June 28 14:41:16 iZ2vc1mysgx8bqdv3oyji9Z systemd[1]: Starting Gpuops: check kubelet checkpoint gpu status...
June 28 14:41:16 iZ2vc1mysgx8bqdv3oyji9Z gpuops[951]: {"level":"info","msg":"check gpu start...","time":"2020-06-28T14:41:16+08:00"}
June 28 14:41:17 iZ2vc1mysgx8bqdv3oyji9Z gpuops[951]: {"level":"info","msg":"find nvidia gpu: [\"GPU-68ce64fb-ea68-5ad6-7e72-31f3f07378df\"]","time":"2020-06-28T14:41:17+08:00"}
June 28 14:41:17 iZ2vc1mysgx8bqdv3oyji9Z gpuops[951]: {"level":"info","msg":"read checkpoint: {\"Data\":{\"PodDeviceEntries\":[{\"PodUID\":\"300f47eb-e5c3-4d0b-9a87-925837b67732\",\"ContainerName\":\"app-3g-v1\",\"ResourceName\":\"aliyun.com/gpu
June 28 14:41:17 iZ2vc1mysgx8bqdv3oyji9Z gpuops[951]: {"level":"info","msg":"find registered gpu: [\"GPU-7fd52bfc-364d-1129-a142-c3f10e053ccb\"]","time":"2020-06-28T14:41:17+08:00"}
June 28 14:41:17 iZ2vc1mysgx8bqdv3oyji9Z gpuops[951]: {"level":"info","msg":"find pod gpu: [\"GPU-7fd52bfc-364d-1129-a142-c3f10e053ccb\"]","time":"2020-06-28T14:41:17+08:00"}
June 28 14:41:17 iZ2vc1mysgx8bqdv3oyji9Z gpuops[951]: {"level":"warning","msg":"the registered gpu uuid not equal with nvidia gpu","time":"2020-06-28T14:41:17+08:00"}
June 28 14:41:17 iZ2vc1mysgx8bqdv3oyji9Z gpuops[951]: {"level":"warning","msg":"cached gpu info in checkpoint is out of date","time":"2020-06-28T14:41:17+08:00"}
June 28 14:41:17 iZ2vc1mysgx8bqdv3oyji9Z gpuops[951]: {"level":"info","msg":"delete checkpoint file success","time":"2020-06-28T14:41:17+08:00"}
June 28 14:41:17 iZ2vc1mysgx8bqdv3oyji9Z gpuops[951]: {"level":"info","msg":"kubelet restart success","time":"2020-06-28T14:41:17+08:00"}
June 28 14:41:17 iZ2vc1mysgx8bqdv3oyji9Z gpuops[951]: {"level":"info","msg":"check gpu finished","time":"2020-06-28T14:41:17+08:00"}
June 28 14:41:17 iZ2vc1mysgx8bqdv3oyji9Z systemd[1]: Started Gpuops: check kubelet checkpoint gpu status.

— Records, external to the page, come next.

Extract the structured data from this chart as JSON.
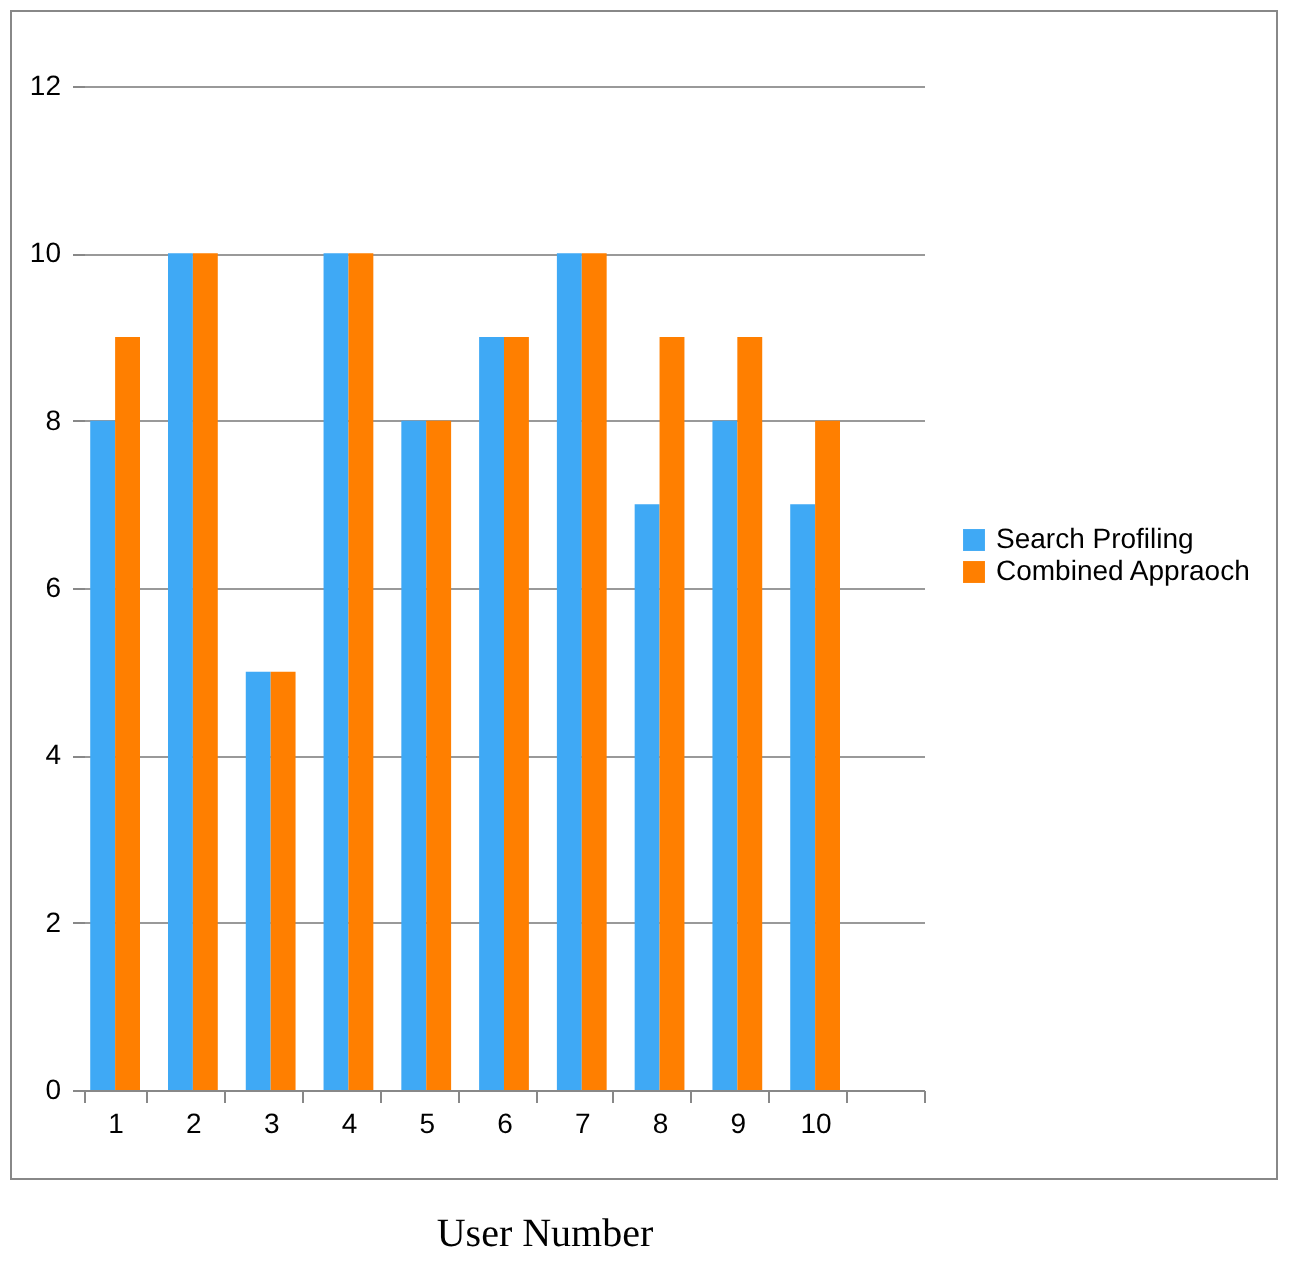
{
  "chart_data": {
    "type": "bar",
    "xlabel": "User Number",
    "categories": [
      "1",
      "2",
      "3",
      "4",
      "5",
      "6",
      "7",
      "8",
      "9",
      "10",
      null
    ],
    "series": [
      {
        "name": "Search Profiling",
        "color": "#3fa9f5",
        "values": [
          8,
          10,
          5,
          10,
          8,
          9,
          10,
          7,
          8,
          7,
          null
        ]
      },
      {
        "name": "Combined Appraoch",
        "color": "#ff7f00",
        "values": [
          9,
          10,
          5,
          10,
          8,
          9,
          10,
          9,
          9,
          8,
          null
        ]
      }
    ],
    "ylim": [
      0,
      12
    ],
    "yticks": [
      0,
      2,
      4,
      6,
      8,
      10,
      12
    ],
    "grid": "y",
    "legend": "right"
  }
}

Run the following command to query the actual GPU ID:

nvidia-smi -L

Expected output:

GPU 0: Tesla T4 (UUID: GPU-0650a168-e770-3ea8-8ac3-8a1d419763e0)

Run the following command to query the GPU ID stored in the checkpoint file:
```
cat /var/lib/kubelet/device-plugins/kubelet_internal_checkpoint
```
Expected output:
```
{"Data":{"PodDeviceEntries":null,"RegisteredDevices":{"nvidia.com/gpu":["GPU-0650a168-e770-3ea8-8ac3-8a1d419763e0"]}},"Checksum":3952659280}
```
The preceding output shows that the ID stored in the checkpoint file is the same as the actual GPU ID. This indicates that GPUOps has fixed the issue of inconsistent GPU IDs.